Without a proper statistical analysis of the data, an association can be found between almost any two variables. It is in the understanding of this meaninglessness, that Sean Gleeson at the Gleeson Blogomerate has written a fine parody of Mr Paul’s research, happily finding that,

a higher proportion of visits to the Gleeson Bloglomerate seems almost to guarantee the elimination of malaria . . . [and] that in every single country beginning with U plus Colombia, those societies with higher degrees of Gleeson-visiting enjoy more gooder goodness in every single quantifiable basic measure to be studied. These findings suggest avenues of further research.

Sean Gleeson, “Cross-National Correlations of Quantifiable Societal Goodness with Gleeson readership in Countries Beginning with U”, Weblog: Gleeson Blogomerate, 30th September 2005.

If Mr Paul cannot subject his data to the statistical analyses necessary for an understanding of the strength of correlation between religious belief and social dysfunction, what then is the point of his research? He claims that it is “not an attempt to present a definitive study that establishes cause versus effect between religiosity, secularism and societal health”, but since he has made no serious attempt to demonstrate an association between these things, we are left with the suspicion that it is little but fodder for the causal ruminations of newspaper columnists.

And so we come back to George Monbiot, who on the basis of this bogus study is in no doubt that the “evidence is clear that murder, venereal disease and marital breakdown are all more common in religious cultures”.

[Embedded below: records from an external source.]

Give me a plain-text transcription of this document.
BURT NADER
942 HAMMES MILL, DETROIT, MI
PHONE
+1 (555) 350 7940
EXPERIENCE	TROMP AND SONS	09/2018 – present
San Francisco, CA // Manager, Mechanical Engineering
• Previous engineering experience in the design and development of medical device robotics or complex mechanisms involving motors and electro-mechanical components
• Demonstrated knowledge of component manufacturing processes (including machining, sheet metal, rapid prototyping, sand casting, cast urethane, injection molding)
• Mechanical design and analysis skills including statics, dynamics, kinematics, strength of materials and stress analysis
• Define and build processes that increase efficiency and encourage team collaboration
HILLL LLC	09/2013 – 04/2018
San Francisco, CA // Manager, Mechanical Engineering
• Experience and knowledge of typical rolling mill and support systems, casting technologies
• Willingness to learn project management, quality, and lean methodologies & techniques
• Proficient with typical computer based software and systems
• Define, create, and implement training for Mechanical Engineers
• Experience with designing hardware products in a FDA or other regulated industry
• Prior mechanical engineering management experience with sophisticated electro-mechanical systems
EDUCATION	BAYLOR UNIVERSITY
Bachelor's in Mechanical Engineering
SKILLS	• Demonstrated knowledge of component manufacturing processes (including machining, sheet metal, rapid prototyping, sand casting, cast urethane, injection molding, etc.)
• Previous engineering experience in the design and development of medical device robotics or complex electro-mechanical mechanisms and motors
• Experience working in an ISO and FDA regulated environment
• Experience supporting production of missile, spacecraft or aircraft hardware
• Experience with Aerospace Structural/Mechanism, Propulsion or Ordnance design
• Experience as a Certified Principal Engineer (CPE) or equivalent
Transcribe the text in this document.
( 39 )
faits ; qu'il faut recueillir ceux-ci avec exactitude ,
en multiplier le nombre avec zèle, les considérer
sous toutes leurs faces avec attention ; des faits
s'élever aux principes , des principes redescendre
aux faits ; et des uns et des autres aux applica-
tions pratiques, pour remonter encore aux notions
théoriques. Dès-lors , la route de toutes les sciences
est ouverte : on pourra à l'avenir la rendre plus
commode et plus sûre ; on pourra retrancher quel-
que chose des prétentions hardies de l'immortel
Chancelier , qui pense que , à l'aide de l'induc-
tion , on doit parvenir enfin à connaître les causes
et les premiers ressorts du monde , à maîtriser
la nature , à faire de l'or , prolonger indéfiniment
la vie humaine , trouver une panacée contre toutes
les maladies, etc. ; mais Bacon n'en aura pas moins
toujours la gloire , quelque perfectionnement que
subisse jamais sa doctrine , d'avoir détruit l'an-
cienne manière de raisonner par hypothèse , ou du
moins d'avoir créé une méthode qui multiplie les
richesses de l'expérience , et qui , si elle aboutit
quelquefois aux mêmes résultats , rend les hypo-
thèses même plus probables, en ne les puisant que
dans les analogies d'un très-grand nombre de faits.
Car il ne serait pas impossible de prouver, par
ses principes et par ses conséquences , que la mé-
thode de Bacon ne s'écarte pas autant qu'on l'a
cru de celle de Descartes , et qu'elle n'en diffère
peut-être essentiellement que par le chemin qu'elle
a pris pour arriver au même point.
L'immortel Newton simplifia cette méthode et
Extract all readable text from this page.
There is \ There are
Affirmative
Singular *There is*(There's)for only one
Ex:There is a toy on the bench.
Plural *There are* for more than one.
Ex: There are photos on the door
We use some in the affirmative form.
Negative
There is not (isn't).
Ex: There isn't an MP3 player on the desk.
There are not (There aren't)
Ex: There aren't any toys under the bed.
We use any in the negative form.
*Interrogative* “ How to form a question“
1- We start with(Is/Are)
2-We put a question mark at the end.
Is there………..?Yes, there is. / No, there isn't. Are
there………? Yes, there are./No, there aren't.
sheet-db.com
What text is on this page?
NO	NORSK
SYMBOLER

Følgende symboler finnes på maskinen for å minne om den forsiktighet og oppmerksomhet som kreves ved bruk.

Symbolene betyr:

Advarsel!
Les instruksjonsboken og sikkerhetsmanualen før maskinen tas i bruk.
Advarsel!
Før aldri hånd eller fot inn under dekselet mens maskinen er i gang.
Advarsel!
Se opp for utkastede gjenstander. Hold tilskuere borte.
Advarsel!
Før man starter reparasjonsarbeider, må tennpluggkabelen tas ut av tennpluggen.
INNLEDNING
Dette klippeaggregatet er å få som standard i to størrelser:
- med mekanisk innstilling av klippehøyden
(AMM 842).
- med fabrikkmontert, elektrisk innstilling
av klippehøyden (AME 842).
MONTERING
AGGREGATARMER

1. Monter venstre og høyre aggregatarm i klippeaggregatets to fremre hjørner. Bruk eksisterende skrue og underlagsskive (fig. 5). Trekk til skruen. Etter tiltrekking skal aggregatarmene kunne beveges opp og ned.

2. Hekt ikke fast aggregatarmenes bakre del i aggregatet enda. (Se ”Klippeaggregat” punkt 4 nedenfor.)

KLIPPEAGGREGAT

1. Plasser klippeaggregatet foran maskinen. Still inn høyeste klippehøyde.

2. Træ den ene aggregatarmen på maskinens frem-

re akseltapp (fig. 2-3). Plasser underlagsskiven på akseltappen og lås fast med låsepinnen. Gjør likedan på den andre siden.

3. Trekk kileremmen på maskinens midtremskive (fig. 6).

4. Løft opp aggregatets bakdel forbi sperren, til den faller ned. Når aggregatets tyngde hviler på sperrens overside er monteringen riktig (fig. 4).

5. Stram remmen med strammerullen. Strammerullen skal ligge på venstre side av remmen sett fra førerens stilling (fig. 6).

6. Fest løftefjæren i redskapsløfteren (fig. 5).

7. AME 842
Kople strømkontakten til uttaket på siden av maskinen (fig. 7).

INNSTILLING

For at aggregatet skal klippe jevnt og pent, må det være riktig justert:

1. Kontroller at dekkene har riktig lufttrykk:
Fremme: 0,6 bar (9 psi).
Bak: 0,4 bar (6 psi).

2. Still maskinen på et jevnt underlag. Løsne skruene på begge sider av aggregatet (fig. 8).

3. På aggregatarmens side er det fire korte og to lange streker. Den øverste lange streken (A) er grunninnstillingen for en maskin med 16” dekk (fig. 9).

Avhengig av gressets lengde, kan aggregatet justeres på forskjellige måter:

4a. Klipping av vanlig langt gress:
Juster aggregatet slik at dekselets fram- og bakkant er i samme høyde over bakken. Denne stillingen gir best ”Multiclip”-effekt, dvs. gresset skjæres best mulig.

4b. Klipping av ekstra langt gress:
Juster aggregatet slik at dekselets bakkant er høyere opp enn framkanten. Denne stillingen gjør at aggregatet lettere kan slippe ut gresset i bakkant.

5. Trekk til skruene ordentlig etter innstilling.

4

Now, if the degree to which a culture is religious can be said to be a function of the numbers of the population that adhere to religion, then Mr Monbiot’s proposition is easily refutable. Britain, for instance, has become less of a religious culture since the 1960s, and yet at least one factor – namely, the murder rate –, which Mr Monbiot cites as positively correlated with religious culture, has risen. The number of homicides per million has more than doubled since the 1960s, from 6.8 homicides per million in 1965 to 14.1 in 1997 (Joe Hicks & Grahame Allen, “A Century of Change: Trends in UK Statistics since 1900”, Houses of Parliament Research Paper 99/111, 21st December 1999.), and yet belief in God – which for most people is affixed to religion, and thus is some overall indication of religious belief – has nearly halved, from 77% in 1968 to 44% in 2004 (YouGov poll for The Telegraph, 27th December 2004). I do not suggest a causal link, only that the facts are at odds with Mr Monbiot’s statement.

I am not surprised, however, that Mr Monbiot finds the evidence clear; for we should all know by now that Mr Monbiot views evidence through the ogle-piece of credulity, in whose confident sights the world is shrunk to fit. We might concur with him, however, when he says, “self-doubt is more likely to be absent from the mind of the believer than the infidel”. The shame is all the greater, therefore, that he cannot see the truth of this in himself.

2 comments
  1. The raw data for this is the statistics themselves. Now, Nationmaster provides some statistics in an easy-to-use way, but what I’d like to see is something like Nationmaster on steroids and all open source (both the data-sets and the software processing them)..

  2. Andrew said:

    What surprised me about this study is how little play it got in the realms of the blogosphere and mainstream media where you’d expect them to be claiming it as fundamental truth.